There weren't many of us at church on Sunday and I was debating whether to say anything about the conflict between Georgia and Russia during the prayer time when an elderly member of the congregation raised her hand and requested prayer for her aid, whose family lived in Georgia and whose 18 year-old son was at risk for being called up in the draft. Another person just had a close relative return from Baghdad. Yet another had a husband serving in Afghanistan.
In my sermon I played an excerpt from Martin Luther King, Jr.'s sermon Why Jesus Called a Man a Fool. I played the end - where King quotes from the spiritual There Is a Balm In Gilead to make his point about the need to rely on God to make through difficult times. Earlier in the sermon, however, King speaks about how dependent and connected we are with others around the world. "You can't leave home in the morning," King says, "without being dependent on the rest of the world."

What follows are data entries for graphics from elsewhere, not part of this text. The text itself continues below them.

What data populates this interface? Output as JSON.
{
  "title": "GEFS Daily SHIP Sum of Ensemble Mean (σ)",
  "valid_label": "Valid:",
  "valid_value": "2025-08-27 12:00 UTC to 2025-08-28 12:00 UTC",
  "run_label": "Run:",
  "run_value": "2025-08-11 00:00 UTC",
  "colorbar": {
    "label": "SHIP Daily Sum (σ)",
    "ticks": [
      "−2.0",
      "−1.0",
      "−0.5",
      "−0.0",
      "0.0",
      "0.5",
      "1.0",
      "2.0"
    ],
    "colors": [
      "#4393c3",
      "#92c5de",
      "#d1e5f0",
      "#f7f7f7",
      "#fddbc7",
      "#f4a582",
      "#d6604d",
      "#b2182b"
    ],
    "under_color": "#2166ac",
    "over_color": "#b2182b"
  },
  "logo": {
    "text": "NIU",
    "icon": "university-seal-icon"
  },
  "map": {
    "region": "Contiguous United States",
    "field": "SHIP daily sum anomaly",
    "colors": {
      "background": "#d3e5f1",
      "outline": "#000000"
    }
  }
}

It seems easier to pray for the troubles that are in our face rather than those half way across the world. It seems easier to pray for seemingly manageable things - such as successful surgeries performed by top rated doctors - than unmanagable things such as war and peace. But I was reminded on Sunday that what is far is also near. I was also reminded that what seems impossible is possible.
So we should pray for peace - whether in Afghanistan, Georgia, Iraq or anywhere else, knowing that not only are we praying for the world, but we're praying for our immediate neighbors as well.